Flexible helically wound two-piece construction hoses are known. These include hoses having an inner base strip with a generally U-shaped cross section. The base strip is helically wound to form a tube, with opposite walls of the U-shaped cross section forming a helical radially outwardly extending rib where adjacent convolutions abut. Such hoses also have an outer cap strip which is also elongated and also has a generally U-shape cross section. The cap strip is helically wound about the rib of the tube formed by the wound base strip, with opposite walls of the U-shaped cross section of the cap portion extending radially inwardly toward the longitudinal axis of the tube on either side of the rib. The cap strip thereby holds together the two walls of the base strip which form the rib, maintaining itself and the base strip in tubular form. The cap strip is secured to the rib by a binding material, which could be a hot melt plastic, which fills the space between the rib and the cap and, in some cases, extends part of the way into the space between the walls that form the rib.

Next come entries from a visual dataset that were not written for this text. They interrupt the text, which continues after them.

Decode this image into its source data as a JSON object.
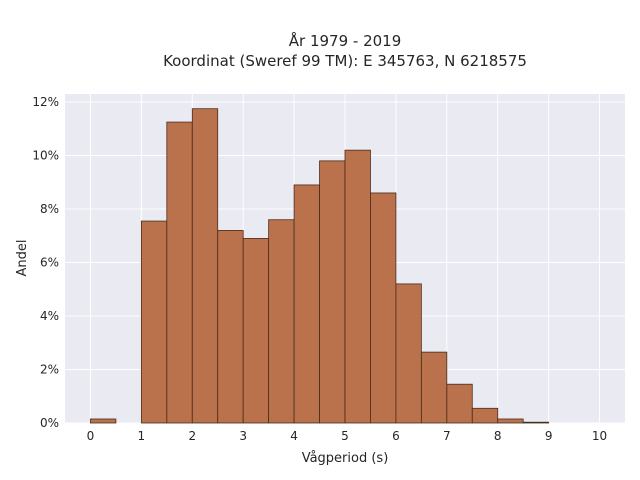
{
  "chart_data": {
    "type": "bar",
    "title_line1": "År 1979 - 2019",
    "title_line2": "Koordinat (Sweref 99 TM): E 345763, N 6218575",
    "xlabel": "Vågperiod (s)",
    "ylabel": "Andel",
    "xlim": [
      -0.5,
      10.5
    ],
    "ylim": [
      0,
      12.3
    ],
    "x_ticks": [
      0,
      1,
      2,
      3,
      4,
      5,
      6,
      7,
      8,
      9,
      10
    ],
    "x_tick_labels": [
      "0",
      "1",
      "2",
      "3",
      "4",
      "5",
      "6",
      "7",
      "8",
      "9",
      "10"
    ],
    "y_ticks": [
      0,
      2,
      4,
      6,
      8,
      10,
      12
    ],
    "y_tick_labels": [
      "0%",
      "2%",
      "4%",
      "6%",
      "8%",
      "10%",
      "12%"
    ],
    "bin_width": 0.5,
    "bins_start": [
      0,
      0.5,
      1,
      1.5,
      2,
      2.5,
      3,
      3.5,
      4,
      4.5,
      5,
      5.5,
      6,
      6.5,
      7,
      7.5,
      8,
      8.5,
      9,
      9.5
    ],
    "values": [
      0.15,
      0,
      7.55,
      11.25,
      11.75,
      7.2,
      6.9,
      7.6,
      8.9,
      9.8,
      10.2,
      8.6,
      5.2,
      2.65,
      1.45,
      0.55,
      0.15,
      0.03,
      0,
      0
    ],
    "grid": true,
    "colors": {
      "bar_fill": "#b5653b",
      "bar_edge": "#4a2c1c",
      "plot_bg": "#eaeaf2",
      "grid": "#ffffff",
      "text": "#262626"
    }
  }
}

When a helically wound dual profile hose is flexed, the flexing action includes a spreading of the walls that form the rib in the portion of the rib inward of the cap structure. In some of the previously known helically wound two-piece construction hoses, the cap structure also will flex if the walls are spread under extreme axial tension. In others, the cap structure, especially when filled with the binding material, is rigid. Rigidity of the cap has been considered necessary in these latter hoses in order to resist crushing and kinking of the hose and to provide abrasion resistance. However, the rigidity of the cap limits the degree to which the walls that form the rib can spread, thereby limiting the flexibility of the hose.